I'm having a hard time reconciling what I remember about Aleppo and what I have been reading about the city recently; an article in The Week called "Life Under the Caliphate" describes the some of the things happening in the region, which is mainly under control of ISIS:
1) unIslamic activities-- smoking, listening to music, wearing hair gel-- are punished by flogging, execution, and amputation;
2) there is video footage of gay men being thrown off tall buildings to their deaths;
3) Jews and Christians are given the choice to convert or die;
4) public executions and floggings happen nearly every day;
5) an ISIS pamphlet from Aleppo lists some crimes and punishments . . . drinking alcohol is 80 lashes, as is slander, spying for infidels and renouncing Islam both result in death;
6) women may marry at age 9 and should be married by age 16, and they must wear two heavy robes to conceal their figure . . .

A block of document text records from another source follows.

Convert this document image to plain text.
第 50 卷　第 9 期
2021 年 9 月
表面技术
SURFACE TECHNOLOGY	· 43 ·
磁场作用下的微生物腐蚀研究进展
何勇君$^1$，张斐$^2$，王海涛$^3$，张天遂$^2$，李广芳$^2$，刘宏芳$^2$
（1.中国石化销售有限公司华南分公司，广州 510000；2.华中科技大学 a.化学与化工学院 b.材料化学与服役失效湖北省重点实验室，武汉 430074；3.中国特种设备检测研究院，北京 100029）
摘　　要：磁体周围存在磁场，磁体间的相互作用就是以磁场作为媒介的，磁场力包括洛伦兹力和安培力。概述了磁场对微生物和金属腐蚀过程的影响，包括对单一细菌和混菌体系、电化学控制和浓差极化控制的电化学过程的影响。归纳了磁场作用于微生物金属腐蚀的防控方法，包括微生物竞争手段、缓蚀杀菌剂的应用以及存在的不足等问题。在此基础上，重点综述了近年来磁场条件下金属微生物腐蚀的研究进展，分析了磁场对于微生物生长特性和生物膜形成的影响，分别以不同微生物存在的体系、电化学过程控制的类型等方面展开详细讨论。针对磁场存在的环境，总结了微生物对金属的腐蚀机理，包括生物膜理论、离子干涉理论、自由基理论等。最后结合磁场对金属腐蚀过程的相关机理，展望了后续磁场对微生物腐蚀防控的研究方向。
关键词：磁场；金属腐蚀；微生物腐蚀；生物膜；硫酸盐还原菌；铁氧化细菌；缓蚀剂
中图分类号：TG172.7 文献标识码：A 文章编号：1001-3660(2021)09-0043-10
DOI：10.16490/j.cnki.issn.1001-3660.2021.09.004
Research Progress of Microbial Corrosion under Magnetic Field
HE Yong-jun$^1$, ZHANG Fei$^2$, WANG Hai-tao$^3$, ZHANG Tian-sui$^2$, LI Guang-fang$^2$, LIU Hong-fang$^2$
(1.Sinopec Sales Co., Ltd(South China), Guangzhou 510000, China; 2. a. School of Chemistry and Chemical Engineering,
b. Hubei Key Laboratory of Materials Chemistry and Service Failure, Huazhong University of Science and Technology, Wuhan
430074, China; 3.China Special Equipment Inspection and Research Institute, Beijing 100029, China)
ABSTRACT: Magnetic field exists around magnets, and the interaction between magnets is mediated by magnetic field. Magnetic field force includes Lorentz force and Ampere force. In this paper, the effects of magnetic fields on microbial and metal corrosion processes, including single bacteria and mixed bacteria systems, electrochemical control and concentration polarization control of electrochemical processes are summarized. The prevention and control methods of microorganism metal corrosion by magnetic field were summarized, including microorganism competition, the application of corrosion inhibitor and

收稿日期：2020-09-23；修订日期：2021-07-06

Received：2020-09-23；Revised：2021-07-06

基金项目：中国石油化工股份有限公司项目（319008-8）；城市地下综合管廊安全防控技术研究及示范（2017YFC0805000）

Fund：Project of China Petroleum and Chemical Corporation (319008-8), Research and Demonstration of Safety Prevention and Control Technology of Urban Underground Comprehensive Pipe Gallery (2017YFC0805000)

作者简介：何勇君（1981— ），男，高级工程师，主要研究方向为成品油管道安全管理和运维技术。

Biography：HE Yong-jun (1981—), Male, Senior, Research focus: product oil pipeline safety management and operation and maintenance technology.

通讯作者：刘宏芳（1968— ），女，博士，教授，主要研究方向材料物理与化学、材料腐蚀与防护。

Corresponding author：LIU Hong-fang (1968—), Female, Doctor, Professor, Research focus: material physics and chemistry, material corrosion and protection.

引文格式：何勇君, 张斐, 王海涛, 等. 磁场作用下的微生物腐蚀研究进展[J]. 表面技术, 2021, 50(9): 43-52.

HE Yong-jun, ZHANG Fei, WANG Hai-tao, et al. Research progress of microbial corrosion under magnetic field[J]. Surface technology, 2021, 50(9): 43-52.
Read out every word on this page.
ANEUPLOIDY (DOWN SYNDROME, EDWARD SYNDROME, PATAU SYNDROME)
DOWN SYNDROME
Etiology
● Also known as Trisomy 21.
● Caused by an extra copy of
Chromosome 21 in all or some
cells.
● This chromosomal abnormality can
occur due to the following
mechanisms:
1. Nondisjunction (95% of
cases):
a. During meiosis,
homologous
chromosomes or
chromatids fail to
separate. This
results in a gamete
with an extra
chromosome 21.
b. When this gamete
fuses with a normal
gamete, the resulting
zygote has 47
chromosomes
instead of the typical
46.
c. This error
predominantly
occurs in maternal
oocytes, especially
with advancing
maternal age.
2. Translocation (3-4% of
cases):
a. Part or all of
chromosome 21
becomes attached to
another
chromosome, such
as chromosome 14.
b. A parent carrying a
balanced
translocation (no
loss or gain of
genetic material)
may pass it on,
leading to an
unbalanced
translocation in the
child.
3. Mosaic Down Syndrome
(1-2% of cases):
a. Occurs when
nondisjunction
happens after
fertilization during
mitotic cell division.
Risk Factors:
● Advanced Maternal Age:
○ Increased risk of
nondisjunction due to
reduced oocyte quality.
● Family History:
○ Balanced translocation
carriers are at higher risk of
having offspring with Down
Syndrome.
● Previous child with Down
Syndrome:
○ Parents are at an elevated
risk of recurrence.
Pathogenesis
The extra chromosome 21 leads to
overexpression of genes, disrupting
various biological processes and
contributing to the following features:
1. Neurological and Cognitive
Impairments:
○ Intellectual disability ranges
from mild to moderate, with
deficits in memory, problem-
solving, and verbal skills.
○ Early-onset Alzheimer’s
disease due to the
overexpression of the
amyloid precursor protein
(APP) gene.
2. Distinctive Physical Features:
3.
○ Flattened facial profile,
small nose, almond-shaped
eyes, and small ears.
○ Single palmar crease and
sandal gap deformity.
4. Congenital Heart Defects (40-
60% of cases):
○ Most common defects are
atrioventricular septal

and so I went back to the email updates that I sent from when I lived in Syria (200-2003) and looked at some of my recollections from our various trips to the city and surrounding regions;
1) we wandered through the Dead Cities, abandoned Byzantine olive-oil towns in the hills just outside of the city;
2) we watched Embassy folk collect ancient pottery shards at various tells and middens;
3) we stayed at the Baron Hotel-- the spooky but notable spot where Agathie Christie wrote "Murder on the Orient Express"-- drinking beer at the bar is right out of The Shining (but apparently, the place is closed down now):
4) our Syrian friend Yara told us tales of covered women in Aleppo that openly took lesbian lovers and I wrote a treatment for an erotic Syrian film:
the taciturn husband warns his wife not to leave the house for any reason, and then goes to play backgammon with his friends . . . a woman covered in black from head to toe shows up at the door, and the lady of the house invites her in for tea . . . she lifts her veil and gives her host a long concupiscent look . . . soon enough she’s shedding her robe, and there’s nothing underneath . . .
5) we ate-- notably at the Beit Sissi-- drank, wandered the city and the region, were mobbed by Syrian children who treated us like rock stars, took tours with our favorite guide in the Middle East-- Jihad-- and generally felt like we were on vacation . . . Aleppo always seemed a little less oppressive and a little more Western than Damascus, a little more like Turkey . . . but apparently those days are gone, and I'm having a hard time wrapping my head around this (I also read that ISIS beheaded the antiquities expert for Palmyra-- the spectacular Roman city in the Syrian desert-- because he refused to reveal where valuable artifacts were hidden . . . ISIS considers preserving ancient artifacts "akin to idol worship and punishable by death" and when they say that, apparently they aren't kidding . . . if you've got a strong stomach, you can watch ISIS sponsored beheadings all day on the internet, even some done by children . . . this really diminishes my concern over my basement beer fridge, which has lost it's ability to chill beer-- though the freezer is still fully operational-- at first I thought it was a crisis, but then I read about this stuff, and now it doesn't seem all that significant).
3 comments:
i didn't see that ending coming. and i can't even imagine the dissonance between then and now.
i know-- it's crazy . . . but sometimes a beer fridge just stops working, and you've got to move on with your life.
Is that a ghost in the picture of the hotel? Jack Torrance?